By default, shuffle files are written to ephemeral pod storage. When the pod dies (preemption, autoscaling), the shuffle data is gone and Spark must recompute the lost stage. Solutions: 1) Run an external shuffle service as a DaemonSet so shuffle outlives executors. 2) Use a persistent volume (PVC) per executor that survives pod restart. 3) Use S3-backed shuffle plugins (e.g. AWS S3 shuffle plugin, Apache Celeborn). The PVC approach is the most production-tested for K8s.
What is the spark-operator and when should I use it?
spark-operator is a Kubernetes operator that lets you submit Spark jobs as a SparkApplication CRD. Instead of `spark-submit`, you `kubectl apply -f my-job.yaml`. The operator handles driver pod creation, retries, monitoring, and integration with K8s tooling (kubectl, Argo, Flux). For ad-hoc jobs from a developer machine, spark-submit is fine. For production pipelines, the operator gives you GitOps, declarative configs, and proper K8s-native lifecycle management.
Does dynamic allocation work on Kubernetes?
Yes, since Spark 3.0. Set spark.dynamicAllocation.enabled=true and spark.dynamicAllocation.shuffleTracking.enabled=true. Without an external shuffle service, Spark on K8s uses 'shuffle tracking' — it keeps an executor alive as long as it holds shuffle data needed by future stages, even if it is otherwise idle. Idle executors with no shuffle responsibilities are scaled down. This works well for ETL with multiple stages of varying parallelism.
How does Spark on K8s compare to YARN for cost?

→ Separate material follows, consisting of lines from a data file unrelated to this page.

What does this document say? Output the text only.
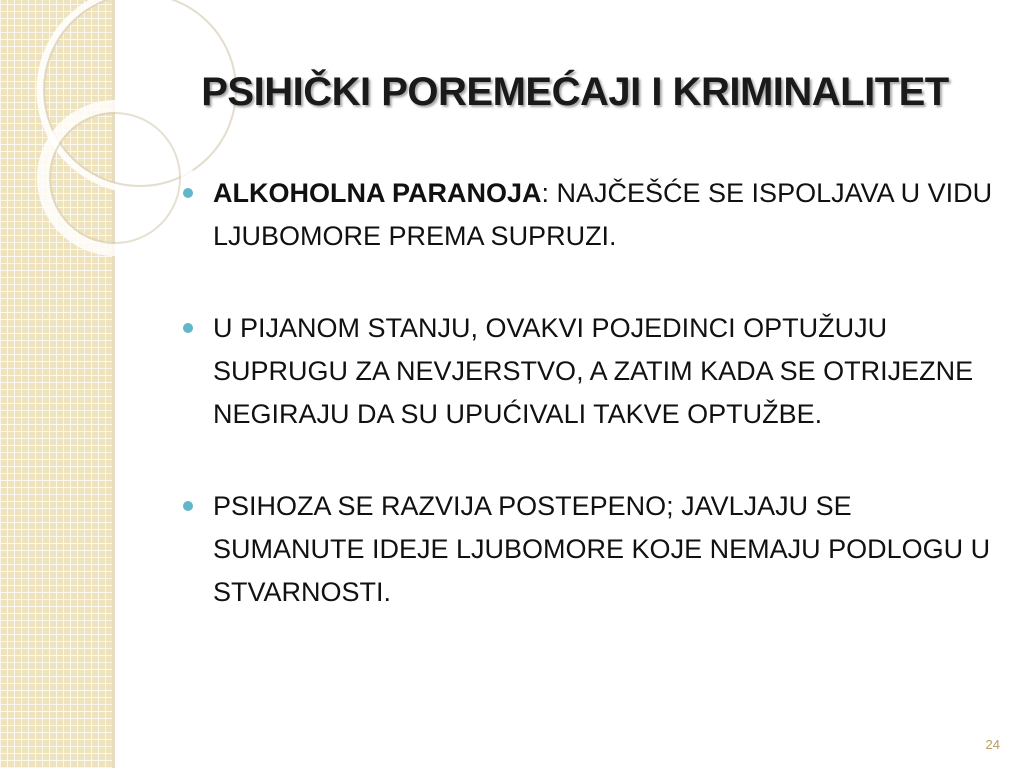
PSIHIČKI POREMEĆAJI I KRIMINALITET
ALKOHOLNA PARANOJA: NAJČEŠĆE SE ISPOLJAVA U VIDU LJUBOMORE PREMA SUPRUZI.
U PIJANOM STANJU, OVAKVI POJEDINCI OPTUŽUJU SUPRUGU ZA NEVJERSTVO, A ZATIM KADA SE OTRIJEZNE NEGIRAJU DA SU UPUĆIVALI TAKVE OPTUŽBE.
PSIHOZA SE RAZVIJA POSTEPENO; JAVLJAJU SE SUMANUTE IDEJE LJUBOMORE KOJE NEMAJU PODLOGU U STVARNOSTI.
24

On the cloud, K8s usually wins through bin-packing. YARN typically gives you static cluster sizing — you pay for the peak. K8s with cluster autoscaler and spot instances scales pods up and down per job, often achieving 30-60% lower compute spend. On-prem, YARN may still be cheaper if you already have a Hadoop cluster, but the operational overhead is moving people to K8s anyway.